A cloud TMS for parcel shipping ensures your labeling and documentation can support this, and Logistyx has seen customers achieve savings of more than 25% on their transportation costs by switching to a break bulk service rather than sending shipments individually. For large shippers sending multiple items, the economics of break bulk are clear. Not only is there a cost saving on the actual shipping charge, due to lower cost/weight rates on higher weight shipments, but there is a corresponding reduction in the quantity and cost of paperwork. If 50 individual shipments are consolidated into one break bulk shipment, there is only one set of paperwork to clear customs, meaning less chance of delays at the border. With carriers charging for each invoice declared at the border, the savings opportunities are clear, and having only one carrier invoice to be checked, also means less work for the finance department.

3. Use a cloud TMS for parcel shipping to rate shop.

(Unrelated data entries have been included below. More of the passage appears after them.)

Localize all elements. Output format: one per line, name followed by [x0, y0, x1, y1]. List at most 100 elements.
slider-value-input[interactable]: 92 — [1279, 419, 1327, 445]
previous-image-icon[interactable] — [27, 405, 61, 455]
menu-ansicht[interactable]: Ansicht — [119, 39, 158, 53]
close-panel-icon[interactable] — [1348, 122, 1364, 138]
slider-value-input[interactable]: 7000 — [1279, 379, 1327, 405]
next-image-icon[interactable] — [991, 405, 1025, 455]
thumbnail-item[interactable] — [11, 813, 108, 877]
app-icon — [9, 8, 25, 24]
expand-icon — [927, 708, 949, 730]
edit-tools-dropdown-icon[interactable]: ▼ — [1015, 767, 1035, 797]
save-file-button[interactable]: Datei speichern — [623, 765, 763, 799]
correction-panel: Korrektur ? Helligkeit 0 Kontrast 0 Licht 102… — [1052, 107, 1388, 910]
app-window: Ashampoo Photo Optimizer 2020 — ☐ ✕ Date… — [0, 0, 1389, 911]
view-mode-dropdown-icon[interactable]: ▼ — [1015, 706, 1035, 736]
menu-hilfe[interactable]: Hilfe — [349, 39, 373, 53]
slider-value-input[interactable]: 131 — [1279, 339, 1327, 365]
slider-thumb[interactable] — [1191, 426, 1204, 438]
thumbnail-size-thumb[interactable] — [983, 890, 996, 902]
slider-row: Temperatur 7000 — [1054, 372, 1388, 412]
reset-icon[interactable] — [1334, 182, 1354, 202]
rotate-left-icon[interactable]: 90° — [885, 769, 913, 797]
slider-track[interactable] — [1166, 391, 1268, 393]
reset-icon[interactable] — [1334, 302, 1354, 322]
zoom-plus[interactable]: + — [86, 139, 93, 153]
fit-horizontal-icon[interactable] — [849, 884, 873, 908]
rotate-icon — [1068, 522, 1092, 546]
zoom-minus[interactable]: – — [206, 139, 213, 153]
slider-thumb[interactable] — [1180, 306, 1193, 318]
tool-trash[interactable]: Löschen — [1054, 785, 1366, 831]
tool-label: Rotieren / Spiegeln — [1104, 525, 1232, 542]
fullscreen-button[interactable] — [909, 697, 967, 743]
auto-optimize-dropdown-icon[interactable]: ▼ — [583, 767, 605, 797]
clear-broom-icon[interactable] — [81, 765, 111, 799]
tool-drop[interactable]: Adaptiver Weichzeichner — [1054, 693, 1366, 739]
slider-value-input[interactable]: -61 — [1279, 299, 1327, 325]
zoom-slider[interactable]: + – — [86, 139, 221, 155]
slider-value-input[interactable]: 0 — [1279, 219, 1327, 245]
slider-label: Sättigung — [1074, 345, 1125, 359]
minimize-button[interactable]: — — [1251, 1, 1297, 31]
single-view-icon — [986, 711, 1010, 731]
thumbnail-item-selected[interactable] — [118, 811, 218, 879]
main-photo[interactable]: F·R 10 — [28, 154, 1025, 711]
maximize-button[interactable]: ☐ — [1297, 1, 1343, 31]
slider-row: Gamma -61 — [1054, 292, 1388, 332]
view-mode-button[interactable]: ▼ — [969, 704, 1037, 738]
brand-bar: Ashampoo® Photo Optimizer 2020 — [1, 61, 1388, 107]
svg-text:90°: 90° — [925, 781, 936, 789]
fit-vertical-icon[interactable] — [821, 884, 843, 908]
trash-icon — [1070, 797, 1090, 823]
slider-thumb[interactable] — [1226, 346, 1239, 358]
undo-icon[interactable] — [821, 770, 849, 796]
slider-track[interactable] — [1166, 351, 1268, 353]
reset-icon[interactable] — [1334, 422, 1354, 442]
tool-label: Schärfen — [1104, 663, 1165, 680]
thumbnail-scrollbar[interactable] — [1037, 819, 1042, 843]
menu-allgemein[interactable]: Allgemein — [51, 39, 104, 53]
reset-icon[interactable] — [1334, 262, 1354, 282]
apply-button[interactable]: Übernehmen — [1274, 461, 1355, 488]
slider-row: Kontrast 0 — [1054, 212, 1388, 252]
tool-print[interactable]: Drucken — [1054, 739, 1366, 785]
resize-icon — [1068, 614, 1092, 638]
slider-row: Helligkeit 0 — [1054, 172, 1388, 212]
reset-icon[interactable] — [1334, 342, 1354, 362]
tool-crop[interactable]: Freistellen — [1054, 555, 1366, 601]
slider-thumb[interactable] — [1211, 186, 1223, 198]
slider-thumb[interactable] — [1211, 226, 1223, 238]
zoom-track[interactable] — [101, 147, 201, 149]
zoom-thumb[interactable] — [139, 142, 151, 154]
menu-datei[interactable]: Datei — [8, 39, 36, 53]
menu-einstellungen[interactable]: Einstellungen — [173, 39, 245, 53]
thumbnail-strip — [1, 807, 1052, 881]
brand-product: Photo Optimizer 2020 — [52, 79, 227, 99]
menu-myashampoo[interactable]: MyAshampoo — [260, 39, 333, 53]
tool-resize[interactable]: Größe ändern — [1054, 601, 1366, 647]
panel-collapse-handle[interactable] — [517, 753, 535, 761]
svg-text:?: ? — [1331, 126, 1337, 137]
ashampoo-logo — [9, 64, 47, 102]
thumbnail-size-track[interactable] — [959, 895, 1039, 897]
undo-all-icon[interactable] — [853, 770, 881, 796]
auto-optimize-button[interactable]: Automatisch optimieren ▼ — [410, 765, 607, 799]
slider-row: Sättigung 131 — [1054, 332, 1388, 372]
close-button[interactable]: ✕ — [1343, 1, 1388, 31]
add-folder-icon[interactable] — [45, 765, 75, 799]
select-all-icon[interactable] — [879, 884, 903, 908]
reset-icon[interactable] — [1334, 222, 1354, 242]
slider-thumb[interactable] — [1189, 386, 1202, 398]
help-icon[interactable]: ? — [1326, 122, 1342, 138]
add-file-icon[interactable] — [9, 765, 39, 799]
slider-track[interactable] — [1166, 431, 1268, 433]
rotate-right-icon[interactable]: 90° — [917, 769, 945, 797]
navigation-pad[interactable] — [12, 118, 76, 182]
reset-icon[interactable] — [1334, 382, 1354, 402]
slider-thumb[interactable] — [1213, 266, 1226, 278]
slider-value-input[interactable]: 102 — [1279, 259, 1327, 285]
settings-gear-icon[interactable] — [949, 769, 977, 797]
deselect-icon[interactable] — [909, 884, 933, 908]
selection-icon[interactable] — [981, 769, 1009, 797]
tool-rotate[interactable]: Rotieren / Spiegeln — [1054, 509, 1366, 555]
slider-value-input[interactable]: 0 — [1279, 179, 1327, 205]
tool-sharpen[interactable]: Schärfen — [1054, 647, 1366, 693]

Rating and rate shopping isn’t straightforward across the border. In Europe, for example, carriers use myriad rate calculation methods. Unlike the United States, there isn’t a uniform postal code system across Europe, which means rate-zone definitions differ by country, carrier, and service. Some rate zones are even a combination of country postal codes, regions, cities, etc. Furthermore, there are no European-wide tariff structures. Rating is done on a per-carrier basis according to zones, weight, volume, and distance, but also accounting for factors such as pack quantity and load meters. These variables, in conjunction with different currencies, further complicate rating and rate shopping. A cloud TMS for parcel shipping enables you to rate shop across your entire transportation network to identify the optimal carrier service for each shipment based on all of these variables.

Manage Cross-Border Shipping with a Cloud TMS for Parcel Shipping

In summary, shippers moving parcels across borders should consider using a cloud TMS for parcel shipping to ensure they can simplify the complexity of regulations, label and documentation requirements, rating, and rate shopping.